Tables were the weak spot. A low-resolution table with mixed text and numbers was summarized correctly at a high level, but it struggled with specific numeric comparisons—such as which RS or RP values increased versus decreased. The workaround proposed is iterative prompting: correct the model by pointing out what’s wrong, then ask for a revised paragraph. Because the workflow is conversational rather than one-shot, the model can be guided toward the correct interpretation.
Finally, the transcript draws a comparison between paid and free tiers. ChatGPT Plus handled the same schematic prompts far better than a free/open model (“lava”), which missed key details in the schematic—details that matter most for research accuracy. The practical takeaway is a workflow: (1) screenshot someone else’s confusing figure and ask for an explanation, (2) upload your own figures and request trend extraction, (3) ask for paragraph-ready text, then (4) correct any mistakes and re-run the request. Used this way, image-capable ChatGPT becomes a self-editing tool for figure clarity and a time-saver for the “boring parts” of drafting scientific writing.
Cornell Notes
Image-capable ChatGPT can speed up scientific writing by interpreting figures and turning them into manuscript-ready text. In tests with peer-reviewed-style schematics, complex graphs, and photo panels, it often captured the right process steps and the correct overall trends—even when captions were omitted. Accuracy improves when figure captions and column labels are provided, especially for photographic experiments. Tables are harder when resolution is low, but iterative back-and-forth prompting can correct numeric mistakes. Paid ChatGPT Plus outperformed a free/open model on schematic detail extraction, suggesting tier differences matter for research-grade fidelity.

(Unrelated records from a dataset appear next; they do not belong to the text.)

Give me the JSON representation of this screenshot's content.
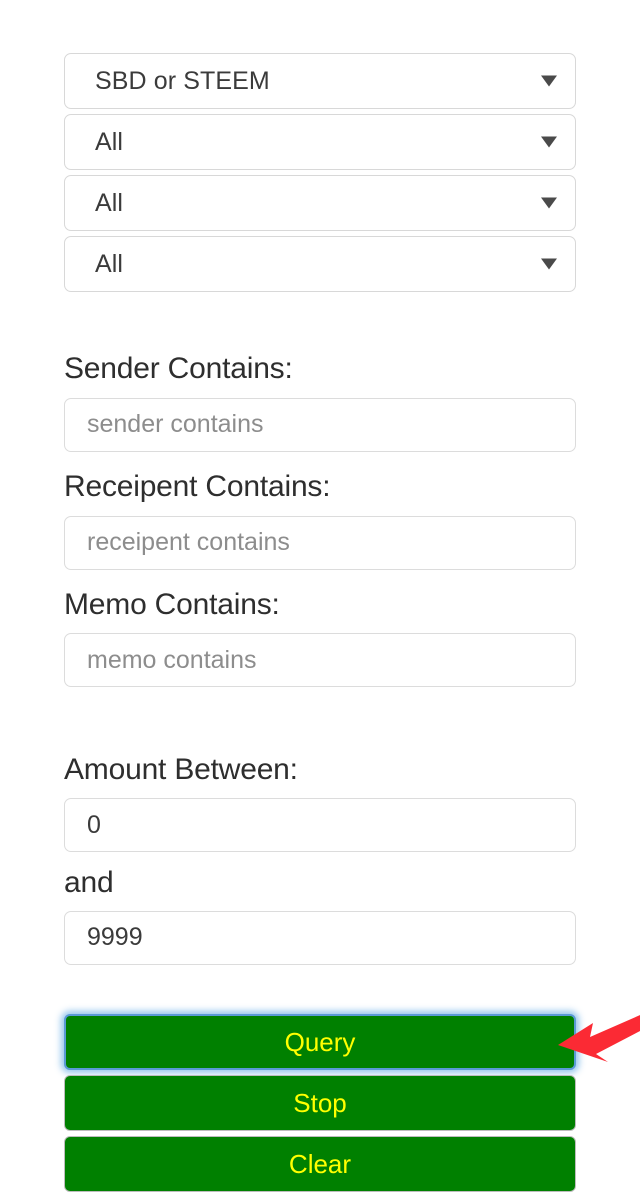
{
  "colors": {
    "button_bg": "#008000",
    "button_text": "#ffff00",
    "focus_ring": "#5a9ad6",
    "arrow": "#fb2a34",
    "label_text": "#2e2e2e",
    "placeholder_text": "#8d8d8d",
    "field_border": "#dcdcdc",
    "page_bg": "#ffffff"
  },
  "filters": {
    "selects": [
      {
        "name": "currency-select",
        "value": "SBD or STEEM",
        "icon": "chevron-down-icon"
      },
      {
        "name": "type-select",
        "value": "All",
        "icon": "chevron-down-icon"
      },
      {
        "name": "direction-select",
        "value": "All",
        "icon": "chevron-down-icon"
      },
      {
        "name": "period-select",
        "value": "All",
        "icon": "chevron-down-icon"
      }
    ]
  },
  "contains": {
    "sender": {
      "label": "Sender Contains:",
      "placeholder": "sender contains",
      "value": ""
    },
    "receipent": {
      "label": "Receipent Contains:",
      "placeholder": "receipent contains",
      "value": ""
    },
    "memo": {
      "label": "Memo Contains:",
      "placeholder": "memo contains",
      "value": ""
    }
  },
  "amount": {
    "label": "Amount Between:",
    "and_label": "and",
    "min": {
      "value": "0",
      "placeholder": "0"
    },
    "max": {
      "value": "9999",
      "placeholder": "9999"
    }
  },
  "actions": {
    "query": {
      "label": "Query",
      "focused": true
    },
    "stop": {
      "label": "Stop",
      "focused": false
    },
    "clear": {
      "label": "Clear",
      "focused": false
    }
  },
  "annotation": {
    "arrow": {
      "name": "red-arrow-pointer",
      "points_to": "query-button",
      "direction": "left"
    }
  }
}
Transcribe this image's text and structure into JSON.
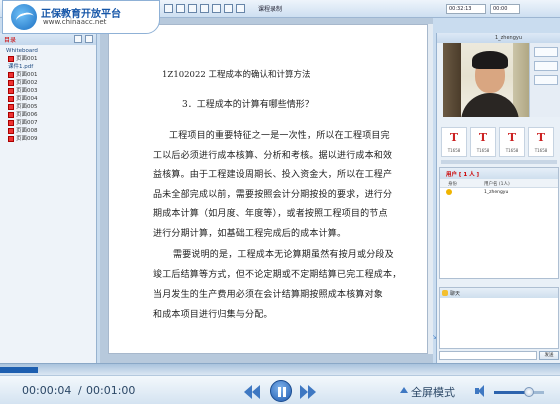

How does ChatGPT’s figure understanding translate into faster paper writing?
What happens when the model is given a schematic without its caption?
Can it handle complex graphs with many arrows and shared axes?
Why do captions matter for photographic figures?
What are the limitations with tables, and how are they addressed?
How did ChatGPT Plus compare to a free/open model on the same schematic task?
Review Questions
- When would you omit a figure caption, and what kinds of errors might you expect if you do?
- What iterative prompting steps would you use to correct a mistaken numeric comparison in a table?
- Which figure types (schematics, graphs, photos, tables) seem most reliable for trend extraction, and why might that differ?
Key Points
- 1
Upload schematics, graphs, and photo figures to extract process steps and key trends, then convert those into paragraph-ready text for manuscripts.
- 2
Expect minor mistakes even when major trends are correct; treat the workflow as iterative rather than one-shot.
- 3
Including accurate figure captions and column labels improves performance, particularly for photographic multi-panel experiments.
- 4
Complex graphs with shared axes and many annotations can still be summarized effectively, with the most important relationships often captured correctly.
- 5
Tables are more error-prone when resolution is low; correct numeric discrepancies through follow-up prompts and request a revised paragraph.
- 6
Paid ChatGPT Plus outperformed a free/open model on schematic detail extraction, suggesting tier choice affects research-grade fidelity.
- 7
Use figure interpretation as a self-editing tool: if the model can’t parse a figure, readers may struggle too.